Never let the fact that Virtue is an objective number delude you into thinking that morality is achievable by any formula. It’s important to understand that everyone in Fiend Wake knows that they want to be virtuous but they disagree on how to get there.
Throughout the game, we encourage players and game masters alike to pose difficult moral questions. Is it ethical to kill an innocent who is infested by The Fouled while knowing that, if left alive, the infestation could result in dozens more deaths? Is it ever unethical to kill a being that is unquestionably an embodiment of evil but who hasn’t gotten around to harming anybody yet? When (if ever) will your character say that virtue point loss is a worthy price to pay for a greater good?

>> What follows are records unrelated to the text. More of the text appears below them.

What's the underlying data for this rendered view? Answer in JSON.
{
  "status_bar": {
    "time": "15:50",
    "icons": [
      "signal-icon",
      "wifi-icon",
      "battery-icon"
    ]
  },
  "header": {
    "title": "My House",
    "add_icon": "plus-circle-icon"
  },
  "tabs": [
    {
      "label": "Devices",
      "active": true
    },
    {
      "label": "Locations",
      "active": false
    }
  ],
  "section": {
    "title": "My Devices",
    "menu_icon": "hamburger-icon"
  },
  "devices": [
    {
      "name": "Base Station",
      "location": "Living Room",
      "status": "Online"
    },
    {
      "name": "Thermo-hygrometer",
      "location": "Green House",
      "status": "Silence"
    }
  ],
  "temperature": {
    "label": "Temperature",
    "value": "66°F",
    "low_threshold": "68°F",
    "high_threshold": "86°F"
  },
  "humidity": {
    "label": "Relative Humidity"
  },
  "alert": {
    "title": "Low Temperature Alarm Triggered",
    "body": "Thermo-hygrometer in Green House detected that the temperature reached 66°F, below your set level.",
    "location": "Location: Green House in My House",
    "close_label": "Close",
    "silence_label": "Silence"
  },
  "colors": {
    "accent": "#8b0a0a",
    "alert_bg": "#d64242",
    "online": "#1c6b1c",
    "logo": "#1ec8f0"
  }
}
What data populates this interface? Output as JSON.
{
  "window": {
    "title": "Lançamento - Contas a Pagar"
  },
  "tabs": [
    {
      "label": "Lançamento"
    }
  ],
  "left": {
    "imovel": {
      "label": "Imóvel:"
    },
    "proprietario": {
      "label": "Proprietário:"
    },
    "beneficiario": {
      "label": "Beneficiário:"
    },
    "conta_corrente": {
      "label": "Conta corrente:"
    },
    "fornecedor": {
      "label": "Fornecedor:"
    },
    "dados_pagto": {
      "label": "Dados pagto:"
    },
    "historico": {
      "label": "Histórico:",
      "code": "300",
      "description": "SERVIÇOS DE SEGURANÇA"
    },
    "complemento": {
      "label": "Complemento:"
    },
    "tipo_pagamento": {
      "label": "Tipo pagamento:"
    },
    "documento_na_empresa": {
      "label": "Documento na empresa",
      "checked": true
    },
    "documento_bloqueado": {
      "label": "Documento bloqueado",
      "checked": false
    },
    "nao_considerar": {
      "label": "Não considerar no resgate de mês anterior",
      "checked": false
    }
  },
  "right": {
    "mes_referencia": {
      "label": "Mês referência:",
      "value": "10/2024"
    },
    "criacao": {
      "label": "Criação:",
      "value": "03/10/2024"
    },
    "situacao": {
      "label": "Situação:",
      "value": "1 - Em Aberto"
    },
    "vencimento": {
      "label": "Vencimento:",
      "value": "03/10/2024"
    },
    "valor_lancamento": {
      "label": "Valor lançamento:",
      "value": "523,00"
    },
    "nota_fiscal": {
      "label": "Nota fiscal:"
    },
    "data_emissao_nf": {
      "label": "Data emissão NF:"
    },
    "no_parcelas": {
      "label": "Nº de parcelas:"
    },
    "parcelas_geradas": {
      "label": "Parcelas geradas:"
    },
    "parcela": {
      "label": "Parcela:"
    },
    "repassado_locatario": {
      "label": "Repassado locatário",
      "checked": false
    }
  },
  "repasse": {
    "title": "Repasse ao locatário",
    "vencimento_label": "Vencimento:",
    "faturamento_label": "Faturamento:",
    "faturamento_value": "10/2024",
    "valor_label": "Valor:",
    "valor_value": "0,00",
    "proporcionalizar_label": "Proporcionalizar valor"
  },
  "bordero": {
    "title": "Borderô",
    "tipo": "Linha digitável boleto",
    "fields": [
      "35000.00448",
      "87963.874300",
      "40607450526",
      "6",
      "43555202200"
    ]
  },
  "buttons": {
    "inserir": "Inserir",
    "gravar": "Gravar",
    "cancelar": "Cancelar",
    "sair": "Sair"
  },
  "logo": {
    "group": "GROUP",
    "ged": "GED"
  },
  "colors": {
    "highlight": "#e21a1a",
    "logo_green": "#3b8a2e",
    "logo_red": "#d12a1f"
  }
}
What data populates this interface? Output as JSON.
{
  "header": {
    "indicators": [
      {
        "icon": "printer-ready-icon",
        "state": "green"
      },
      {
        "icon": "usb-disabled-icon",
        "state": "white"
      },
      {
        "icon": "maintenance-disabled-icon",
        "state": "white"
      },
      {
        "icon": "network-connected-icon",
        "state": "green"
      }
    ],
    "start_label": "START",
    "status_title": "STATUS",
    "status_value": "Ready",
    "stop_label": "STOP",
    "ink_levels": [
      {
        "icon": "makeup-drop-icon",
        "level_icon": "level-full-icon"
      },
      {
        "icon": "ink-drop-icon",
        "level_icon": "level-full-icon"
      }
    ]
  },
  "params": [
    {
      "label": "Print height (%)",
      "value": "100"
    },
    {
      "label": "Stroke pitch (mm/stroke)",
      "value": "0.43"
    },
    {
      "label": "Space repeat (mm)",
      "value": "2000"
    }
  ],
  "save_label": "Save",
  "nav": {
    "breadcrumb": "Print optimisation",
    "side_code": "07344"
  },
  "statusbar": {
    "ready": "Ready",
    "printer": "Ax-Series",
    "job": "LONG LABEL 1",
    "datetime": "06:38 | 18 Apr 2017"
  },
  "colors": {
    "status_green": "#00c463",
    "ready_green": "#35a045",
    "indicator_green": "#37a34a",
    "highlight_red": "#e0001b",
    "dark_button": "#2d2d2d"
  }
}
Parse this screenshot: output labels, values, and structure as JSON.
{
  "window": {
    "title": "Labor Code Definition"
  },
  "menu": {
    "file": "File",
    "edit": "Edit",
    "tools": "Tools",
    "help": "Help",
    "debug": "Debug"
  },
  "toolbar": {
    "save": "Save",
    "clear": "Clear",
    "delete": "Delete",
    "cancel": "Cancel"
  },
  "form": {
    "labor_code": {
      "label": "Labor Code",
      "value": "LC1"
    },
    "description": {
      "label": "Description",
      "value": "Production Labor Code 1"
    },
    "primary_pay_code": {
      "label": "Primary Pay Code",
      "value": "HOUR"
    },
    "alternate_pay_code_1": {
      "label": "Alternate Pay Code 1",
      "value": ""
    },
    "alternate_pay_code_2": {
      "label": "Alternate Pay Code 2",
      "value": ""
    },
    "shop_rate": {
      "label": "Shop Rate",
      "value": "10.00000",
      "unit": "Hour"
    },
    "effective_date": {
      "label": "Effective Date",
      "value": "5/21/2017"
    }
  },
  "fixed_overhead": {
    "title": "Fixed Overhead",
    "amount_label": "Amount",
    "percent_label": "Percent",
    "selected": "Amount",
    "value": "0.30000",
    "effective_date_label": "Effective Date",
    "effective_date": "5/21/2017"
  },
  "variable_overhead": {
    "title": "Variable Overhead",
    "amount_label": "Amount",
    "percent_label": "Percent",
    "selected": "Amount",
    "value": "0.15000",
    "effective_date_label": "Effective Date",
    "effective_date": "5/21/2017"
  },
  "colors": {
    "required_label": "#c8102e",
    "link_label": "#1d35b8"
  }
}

These are some of the most compelling choices a player can confront. Situations where these sorts of questions hang are precisely the ones that give die rolls profound meaning.
Try keeping a journal as you play and write down the ethical decisions your character makes. It can be fun to see if and how your character changes with time.
Because the GM controls all non-player characters — including the ones that happen to be your enemies — some players believe that their relationship with the GM is adversarial. Nothing could be further from the truth. Always remember that the GM is on your side and is just trying to offer interesting choices.
Try not to overload the GM with demands or to befuddle the GM with irrelevant rules. Try to avoid distracting the GM or other players (especially when the GM is trying to tell you something pertinent to the game). Be a good citizen; wait your turn to speak and trust the GM’s judgment.
Help the GM out. If you have a good and simple suggestion that would make the story more compelling, throw it out there! If running with the idea turns out to be awesome, thank the GM for all the invisible work that went into making your idea actually pan out.
The GM, as a meat computer, doesn’t have a totally precise memory or the ability to process billions of instructions in a second. What the game master lacks in precision is made up for by great creativity. Remember this when you’re playing; the strengths of table-top games are creativity above all else.
Just because the GM wants you to have a good time doesn’t mean the GM can or should indulge your every whim. A game that devolves into pure self-flagellation could scarcely be called a game at all. You’re going to be challenged and if you don’t like that, you’d better have a clear understanding with everyone else in the group about that or you will be disappointed.
All the consideration that you should extend to the GM should go to the players as well. Managing a character can be challenging and you should be supportive of this whenever you can.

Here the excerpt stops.